Ora, che la forma presa in se stessa rischi di irrigidire, è cosa che intuiamo tutti, per il semplice fatto che è uno dei dogmi della cultura europea in cui siamo cresciuti (si pensi all’esasperazione del “puro spirito”: da Lutero, a Hegel, ai suoi rovesci prima marxisti e oggi “femminicidisti”). Ironicamente, questo non basta a immunizzare i “nemici della forma” da esiti essi stessi grotteschi e formalisti. Così, per esempio, i progressisti che da due mesi inneggiano al ritorno delle scarpe nere del Papa, mostrano un feticismo “nero” non migliore di quello dei loro avversari “in rosso”. Il valore della forma si difende con argomento e contrario. La forma è così essenziale alla liturgia che chiunque la osteggi piomba per ciò stesso nei già noti paradossi degli scettici: e allora capita che, come in filosofia non posso cercare di liberarmi dalla verità se non tramite un argomento veritativo, così in liturgia non posso prescindere dalla forma se non facendone una questione di forma.

Ma che dire della sostanza (cui la forma sana anela)? La sostanza della liturgia – con buona pace dell’emozionismo schitarrante e della participatio collettivista – è rappacificare l’uomo col suo Creatore, spodestando il dominio secolare del demonio. In questo senso la liturgia ha un cuore esorcistico. Non si tratta di ricadere nell’amartiocentrismo, non si afferma che la realtà si comprende intrinsecamente a partire dal male; bensì si afferma il carattere strumentale della liturgia – ma strumentale, al modo in cui la retina è funzionale al vedere, uno strumento-non-facoltativo allo scopo – e se ne specifica il compito nella rimozione dello scandalo diabolico dal cuore del singolo uomo e dell’umanità. Il buon Francesco – che in quanto a feticismi non soddisfa nessuno, alternando l’oro e il metallo, il classico e il moderno – ha da subito stupito tutti per i suoi riferimenti al demonio, nonché per quel suo recente gesto di liberazione eseguito – da par suo – sotto gli obiettivi delle telecamere di mezzo mondo.

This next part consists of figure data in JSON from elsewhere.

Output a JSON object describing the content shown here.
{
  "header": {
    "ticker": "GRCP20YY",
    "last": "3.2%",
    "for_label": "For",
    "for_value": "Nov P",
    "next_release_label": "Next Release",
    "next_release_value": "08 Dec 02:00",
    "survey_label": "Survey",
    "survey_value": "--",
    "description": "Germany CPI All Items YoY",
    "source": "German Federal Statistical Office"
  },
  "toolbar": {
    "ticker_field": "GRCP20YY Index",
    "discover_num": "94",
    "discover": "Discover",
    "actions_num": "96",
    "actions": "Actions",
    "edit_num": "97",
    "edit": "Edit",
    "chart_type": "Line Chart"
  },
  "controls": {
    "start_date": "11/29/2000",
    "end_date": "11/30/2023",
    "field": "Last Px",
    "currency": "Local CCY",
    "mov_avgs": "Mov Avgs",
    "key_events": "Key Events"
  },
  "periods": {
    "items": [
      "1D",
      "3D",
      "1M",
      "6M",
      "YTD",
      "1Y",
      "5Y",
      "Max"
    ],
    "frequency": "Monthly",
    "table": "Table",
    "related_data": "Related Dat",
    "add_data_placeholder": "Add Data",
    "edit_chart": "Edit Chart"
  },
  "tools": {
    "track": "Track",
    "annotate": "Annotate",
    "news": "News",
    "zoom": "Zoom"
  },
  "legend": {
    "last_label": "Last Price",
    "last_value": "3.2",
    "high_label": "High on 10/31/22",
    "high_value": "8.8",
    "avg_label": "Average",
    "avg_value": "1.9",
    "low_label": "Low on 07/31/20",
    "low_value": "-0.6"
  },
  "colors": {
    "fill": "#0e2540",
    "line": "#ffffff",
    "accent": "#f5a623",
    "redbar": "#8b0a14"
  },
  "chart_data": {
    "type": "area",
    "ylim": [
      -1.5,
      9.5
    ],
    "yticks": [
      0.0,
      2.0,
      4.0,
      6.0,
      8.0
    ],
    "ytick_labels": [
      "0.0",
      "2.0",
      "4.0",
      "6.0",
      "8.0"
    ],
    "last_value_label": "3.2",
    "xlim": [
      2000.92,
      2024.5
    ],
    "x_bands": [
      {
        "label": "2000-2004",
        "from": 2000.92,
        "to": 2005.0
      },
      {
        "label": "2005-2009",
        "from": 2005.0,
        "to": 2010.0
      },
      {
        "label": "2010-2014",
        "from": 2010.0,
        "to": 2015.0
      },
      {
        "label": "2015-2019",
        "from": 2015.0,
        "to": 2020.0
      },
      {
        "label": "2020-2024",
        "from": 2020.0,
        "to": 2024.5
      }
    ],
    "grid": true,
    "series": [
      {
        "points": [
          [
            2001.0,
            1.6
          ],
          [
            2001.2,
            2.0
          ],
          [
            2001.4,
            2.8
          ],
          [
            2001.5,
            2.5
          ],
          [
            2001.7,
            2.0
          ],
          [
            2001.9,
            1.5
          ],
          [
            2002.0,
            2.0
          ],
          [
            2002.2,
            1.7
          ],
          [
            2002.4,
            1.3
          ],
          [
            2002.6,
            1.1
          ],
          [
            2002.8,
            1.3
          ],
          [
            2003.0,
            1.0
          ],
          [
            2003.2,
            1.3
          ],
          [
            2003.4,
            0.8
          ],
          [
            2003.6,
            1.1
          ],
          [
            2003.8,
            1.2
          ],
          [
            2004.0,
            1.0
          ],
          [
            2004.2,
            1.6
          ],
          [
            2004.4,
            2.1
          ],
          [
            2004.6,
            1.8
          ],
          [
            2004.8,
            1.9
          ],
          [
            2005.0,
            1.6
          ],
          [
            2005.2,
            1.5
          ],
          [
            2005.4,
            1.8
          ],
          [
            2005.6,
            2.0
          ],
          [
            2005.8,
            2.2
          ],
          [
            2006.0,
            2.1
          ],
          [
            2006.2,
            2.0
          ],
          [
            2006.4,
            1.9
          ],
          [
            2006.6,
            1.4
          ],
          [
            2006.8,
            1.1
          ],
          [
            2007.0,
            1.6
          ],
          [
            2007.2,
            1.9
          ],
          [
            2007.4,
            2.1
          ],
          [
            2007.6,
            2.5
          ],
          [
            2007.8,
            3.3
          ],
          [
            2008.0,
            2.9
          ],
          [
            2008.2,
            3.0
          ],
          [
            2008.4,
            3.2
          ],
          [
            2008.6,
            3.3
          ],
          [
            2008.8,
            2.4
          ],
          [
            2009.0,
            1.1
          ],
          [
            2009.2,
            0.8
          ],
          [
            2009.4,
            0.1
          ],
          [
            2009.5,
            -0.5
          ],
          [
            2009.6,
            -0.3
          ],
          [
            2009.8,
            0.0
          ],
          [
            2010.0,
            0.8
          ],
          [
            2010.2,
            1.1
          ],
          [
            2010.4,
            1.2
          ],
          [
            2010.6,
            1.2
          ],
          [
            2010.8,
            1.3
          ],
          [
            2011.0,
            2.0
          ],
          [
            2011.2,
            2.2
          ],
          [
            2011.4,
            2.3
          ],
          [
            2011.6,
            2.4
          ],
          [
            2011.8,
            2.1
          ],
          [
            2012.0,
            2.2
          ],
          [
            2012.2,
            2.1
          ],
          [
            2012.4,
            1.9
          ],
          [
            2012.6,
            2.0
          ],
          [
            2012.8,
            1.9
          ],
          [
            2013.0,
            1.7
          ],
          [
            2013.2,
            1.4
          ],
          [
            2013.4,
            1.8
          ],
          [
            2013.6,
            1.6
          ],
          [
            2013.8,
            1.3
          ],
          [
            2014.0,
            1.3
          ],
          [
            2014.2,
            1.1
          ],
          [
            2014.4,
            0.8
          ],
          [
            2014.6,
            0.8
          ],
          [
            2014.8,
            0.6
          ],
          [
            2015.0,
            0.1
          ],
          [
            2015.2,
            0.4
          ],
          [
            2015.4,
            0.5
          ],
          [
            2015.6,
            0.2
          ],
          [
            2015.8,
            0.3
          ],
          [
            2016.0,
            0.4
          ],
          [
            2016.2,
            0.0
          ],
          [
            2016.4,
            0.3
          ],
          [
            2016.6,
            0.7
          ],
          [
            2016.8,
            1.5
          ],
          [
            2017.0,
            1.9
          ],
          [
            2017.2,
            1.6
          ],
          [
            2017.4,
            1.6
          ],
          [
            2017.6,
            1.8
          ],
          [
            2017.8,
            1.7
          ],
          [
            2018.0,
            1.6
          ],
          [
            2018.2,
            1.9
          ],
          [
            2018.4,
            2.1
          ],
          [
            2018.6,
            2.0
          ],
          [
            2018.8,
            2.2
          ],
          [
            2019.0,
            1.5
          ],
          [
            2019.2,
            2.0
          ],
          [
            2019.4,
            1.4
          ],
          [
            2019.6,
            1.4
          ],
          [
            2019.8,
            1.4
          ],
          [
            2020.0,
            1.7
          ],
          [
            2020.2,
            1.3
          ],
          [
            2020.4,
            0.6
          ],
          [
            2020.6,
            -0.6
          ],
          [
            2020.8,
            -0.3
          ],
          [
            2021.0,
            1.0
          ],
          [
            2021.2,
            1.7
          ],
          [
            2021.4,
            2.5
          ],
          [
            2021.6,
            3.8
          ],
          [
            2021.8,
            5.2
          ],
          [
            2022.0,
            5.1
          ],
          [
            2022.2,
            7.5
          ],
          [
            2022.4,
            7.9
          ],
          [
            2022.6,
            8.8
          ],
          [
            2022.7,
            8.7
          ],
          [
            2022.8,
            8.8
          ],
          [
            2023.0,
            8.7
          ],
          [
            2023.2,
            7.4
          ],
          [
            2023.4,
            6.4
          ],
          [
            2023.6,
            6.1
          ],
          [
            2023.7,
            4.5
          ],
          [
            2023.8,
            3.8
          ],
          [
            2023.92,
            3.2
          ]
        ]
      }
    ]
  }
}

Nostalgico, ma non troppo, delle mozzette dei suoi predecessori, mi rincuoro nel vedere che Benedetto XVI non è stato davvero né l’ultimo esorcista, né l’ultimo liturgista. La lotta procede. E chissà che, imparata da Francesco la foga anti-satanica senza schermi, diverremo nuovamente capaci in futuro di viverla nelle forme cesellate della Tradizione cattolica di sempre.